NELLA QUALIFICAZIONE DEL LICENZIAMENTO PER GIUSTA CAUSA O PER GIUSTIFICATO MOTIVO SOGGETTIVO È DETERMINANTE LA VALUTAZIONE DEL GIUDICE IN PUNTO DI GRAVITÀ DELL’INADEMPIMENTO DEL LAVORATORE (CASS., SEZ. LAV., 24.03.2025 N. 7825)
di Bernardina Calafiori e Alessandro Montagna
Con la pronunzia in commento (Cass., sez. lav., n. 7825 del 29.01.2025, depositata il 24.03.2025), la Suprema Corte di Cassazione ha colto lo spunto per confermare, nell’ambito dell’iter motivazionale sotteso alla decisione in esame, una serie di fondamentali principi in materia di licenziamento disciplinare del dipendente.
Chiamata a stabilire se il licenziamento di un dipendente, colpevole di avere reiteratamente violato una serie di disposizioni datoriali in ordine al corretto uso degli strumenti informatici assegnati ai dipendenti per ragioni di servizio, fosse qualificabile come recesso datoriale per giusta causa ovvero per giustificato motivo soggettivo, la Suprema Corte ha fissato i seguenti principi di diritto:
(i) che, al fine di stabilire se il licenziamento del dipendente sia fondato su giusta causa ovvero su giustificato motivo soggettivo, rileva la gravità dell’inadempimento ascritto al dipendente, posto che la relativa valutazione “… si sostanzia nella valutazione della gravità dell’inadempimento addebitato al lavoratore in relazione al concreto rapporto, e l’inadempimento deve essere valutato in senso accentuativo rispetto alla regola generale della “non scarsa importanza” di cui all’art. 1455 cod. civ., sicché l’irrogazione della massima sanzione disciplinare risulta giustificata solamente in presenza di un notevole inadempimento degli obblighi contrattuali (giustificato motivo soggettivo: n.d.r.) ovvero addirittura tale da non consentire la prosecuzione neppure provvisoria del rapporto (giusta causa: n.d.r.) …”;
(ii) che, al fine di pervenire alla qualificazione del licenziamento per “giusta causa”, e dunque ex art. 2119 c.c., ovvero per “giustificato motivo soggettivo”, e dunque ex art. 3 legge 604 del 15.07.1966, le esemplificazioni dei casi che integrano l’una ovvero l’altra causa di recesso all’interno dei contratti collettivi non sono vincolanti, atteso che il relativo elenco ha “… una valenza meramente esemplificativa, sicché non preclude un’autonoma valutazione del giudice di merito …”;
(iii) che, atteso che “giusta causa” e “giustificato motivo soggettivo”, come sopra individuati, si differenziano sul piano meramente quantitativo, pur essendo idonee, entrambe le qualificazioni, a fondare il recesso datoriale, deve ritenersi “… certamente ammissibile, anche in sede d’impugnazione, la conversione del licenziamento per giusta causa in licenziamento per giustificato motivo soggettivo …”.

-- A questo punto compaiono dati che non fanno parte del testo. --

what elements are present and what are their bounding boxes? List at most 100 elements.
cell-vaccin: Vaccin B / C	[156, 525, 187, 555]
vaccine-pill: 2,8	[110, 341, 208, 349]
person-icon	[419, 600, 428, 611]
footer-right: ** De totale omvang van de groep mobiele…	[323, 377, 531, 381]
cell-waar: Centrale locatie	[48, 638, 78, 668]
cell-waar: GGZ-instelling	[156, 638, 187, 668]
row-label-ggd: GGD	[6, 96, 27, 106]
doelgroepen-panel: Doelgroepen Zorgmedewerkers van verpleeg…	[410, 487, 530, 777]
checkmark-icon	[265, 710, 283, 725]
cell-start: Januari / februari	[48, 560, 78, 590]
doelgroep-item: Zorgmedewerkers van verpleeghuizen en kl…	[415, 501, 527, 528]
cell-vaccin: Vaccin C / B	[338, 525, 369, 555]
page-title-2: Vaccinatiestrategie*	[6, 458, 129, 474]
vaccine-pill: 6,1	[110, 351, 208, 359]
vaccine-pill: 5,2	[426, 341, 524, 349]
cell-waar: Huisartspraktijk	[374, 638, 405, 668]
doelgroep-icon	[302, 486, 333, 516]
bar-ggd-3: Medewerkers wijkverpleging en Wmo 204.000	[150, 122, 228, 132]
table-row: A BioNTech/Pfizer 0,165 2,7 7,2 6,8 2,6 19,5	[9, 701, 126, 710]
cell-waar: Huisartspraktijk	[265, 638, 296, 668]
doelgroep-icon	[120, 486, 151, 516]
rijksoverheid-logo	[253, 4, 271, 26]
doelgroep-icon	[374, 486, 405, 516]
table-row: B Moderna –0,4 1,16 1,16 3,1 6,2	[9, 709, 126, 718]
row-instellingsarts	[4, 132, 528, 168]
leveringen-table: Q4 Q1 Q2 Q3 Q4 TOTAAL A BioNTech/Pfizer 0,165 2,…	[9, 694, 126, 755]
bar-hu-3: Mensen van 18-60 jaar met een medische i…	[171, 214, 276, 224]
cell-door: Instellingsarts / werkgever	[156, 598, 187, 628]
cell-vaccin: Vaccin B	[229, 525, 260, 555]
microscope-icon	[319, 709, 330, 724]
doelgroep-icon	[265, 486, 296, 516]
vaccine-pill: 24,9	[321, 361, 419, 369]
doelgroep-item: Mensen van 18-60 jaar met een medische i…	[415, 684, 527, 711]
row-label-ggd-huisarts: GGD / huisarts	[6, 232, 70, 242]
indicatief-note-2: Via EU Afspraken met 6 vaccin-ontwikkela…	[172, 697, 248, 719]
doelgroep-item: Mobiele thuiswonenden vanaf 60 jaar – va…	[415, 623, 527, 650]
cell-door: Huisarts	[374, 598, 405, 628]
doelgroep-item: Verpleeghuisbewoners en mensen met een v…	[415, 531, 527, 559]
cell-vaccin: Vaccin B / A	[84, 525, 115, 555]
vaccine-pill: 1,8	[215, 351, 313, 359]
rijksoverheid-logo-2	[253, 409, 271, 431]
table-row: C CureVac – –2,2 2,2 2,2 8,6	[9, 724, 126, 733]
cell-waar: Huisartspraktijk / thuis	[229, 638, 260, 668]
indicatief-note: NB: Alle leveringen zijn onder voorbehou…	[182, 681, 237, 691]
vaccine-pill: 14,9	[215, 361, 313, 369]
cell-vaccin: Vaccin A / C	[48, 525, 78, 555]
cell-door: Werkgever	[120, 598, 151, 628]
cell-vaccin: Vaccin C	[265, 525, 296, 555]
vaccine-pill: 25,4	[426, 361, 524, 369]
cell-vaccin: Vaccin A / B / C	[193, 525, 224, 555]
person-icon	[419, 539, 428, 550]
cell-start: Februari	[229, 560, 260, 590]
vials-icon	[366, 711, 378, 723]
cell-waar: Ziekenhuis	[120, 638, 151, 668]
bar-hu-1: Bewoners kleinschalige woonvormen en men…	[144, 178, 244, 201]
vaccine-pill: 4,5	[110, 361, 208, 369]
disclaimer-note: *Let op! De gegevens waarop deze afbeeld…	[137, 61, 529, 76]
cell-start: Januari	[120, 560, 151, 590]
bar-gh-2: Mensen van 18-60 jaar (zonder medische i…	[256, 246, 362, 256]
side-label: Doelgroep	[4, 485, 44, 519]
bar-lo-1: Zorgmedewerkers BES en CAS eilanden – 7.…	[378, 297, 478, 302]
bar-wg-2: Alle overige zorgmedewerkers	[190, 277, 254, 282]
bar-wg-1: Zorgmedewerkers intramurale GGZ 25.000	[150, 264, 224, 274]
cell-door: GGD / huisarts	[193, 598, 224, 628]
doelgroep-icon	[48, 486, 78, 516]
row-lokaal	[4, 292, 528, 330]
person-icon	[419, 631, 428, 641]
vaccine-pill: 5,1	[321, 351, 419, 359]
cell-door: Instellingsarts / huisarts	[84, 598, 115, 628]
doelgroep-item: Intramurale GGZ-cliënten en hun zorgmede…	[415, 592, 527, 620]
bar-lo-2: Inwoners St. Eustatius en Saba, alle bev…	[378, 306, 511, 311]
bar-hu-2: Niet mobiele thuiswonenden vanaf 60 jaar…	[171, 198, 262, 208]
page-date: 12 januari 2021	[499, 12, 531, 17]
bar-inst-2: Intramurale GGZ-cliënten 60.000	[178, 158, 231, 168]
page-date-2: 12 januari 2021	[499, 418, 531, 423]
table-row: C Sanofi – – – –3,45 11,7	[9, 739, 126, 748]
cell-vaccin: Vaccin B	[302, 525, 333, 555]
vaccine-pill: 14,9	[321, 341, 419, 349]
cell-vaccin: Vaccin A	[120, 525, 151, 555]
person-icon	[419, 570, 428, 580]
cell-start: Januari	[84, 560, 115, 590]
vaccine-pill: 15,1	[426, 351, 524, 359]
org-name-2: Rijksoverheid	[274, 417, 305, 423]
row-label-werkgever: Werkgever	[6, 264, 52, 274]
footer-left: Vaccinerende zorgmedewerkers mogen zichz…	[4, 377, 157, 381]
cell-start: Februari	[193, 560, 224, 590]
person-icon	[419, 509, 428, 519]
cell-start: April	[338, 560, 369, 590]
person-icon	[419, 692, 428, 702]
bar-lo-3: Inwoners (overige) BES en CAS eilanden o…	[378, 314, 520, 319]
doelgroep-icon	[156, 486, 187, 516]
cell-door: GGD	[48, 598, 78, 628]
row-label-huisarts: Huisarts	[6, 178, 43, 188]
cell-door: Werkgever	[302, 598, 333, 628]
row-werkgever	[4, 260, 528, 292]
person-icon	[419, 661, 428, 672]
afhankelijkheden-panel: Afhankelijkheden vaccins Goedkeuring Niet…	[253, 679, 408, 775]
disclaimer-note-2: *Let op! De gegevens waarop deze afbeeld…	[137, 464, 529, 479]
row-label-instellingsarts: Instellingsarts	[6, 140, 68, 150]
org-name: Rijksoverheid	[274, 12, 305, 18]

(iv) che l’esito favorevole per il dipendente del giudizio di impugnazione del suo licenziamento per giusta causa o per giustificato motivo determina, in esito alla ricostituzione del rapporto di lavoro senza soluzione di continuità dal giorno del recesso datoriale (e, dunque, non in caso di tutela indennitaria), il diritto alla percezione delle retribuzioni eventualmente non corrisposte dal datore di lavoro durante il periodo di allontanamento cautelare dal servizio.
Si tratta, come detto, di principi di diritto consolidati, che la Suprema Corte ha inteso ribadire con nettezza nella pronunzia in commento, dai quali non è dato prescindere ai fini di una regolare instaurazione del procedimento disciplinare che “sfoci” nel licenziamento, immediato ovvero con preavviso, del dipendente.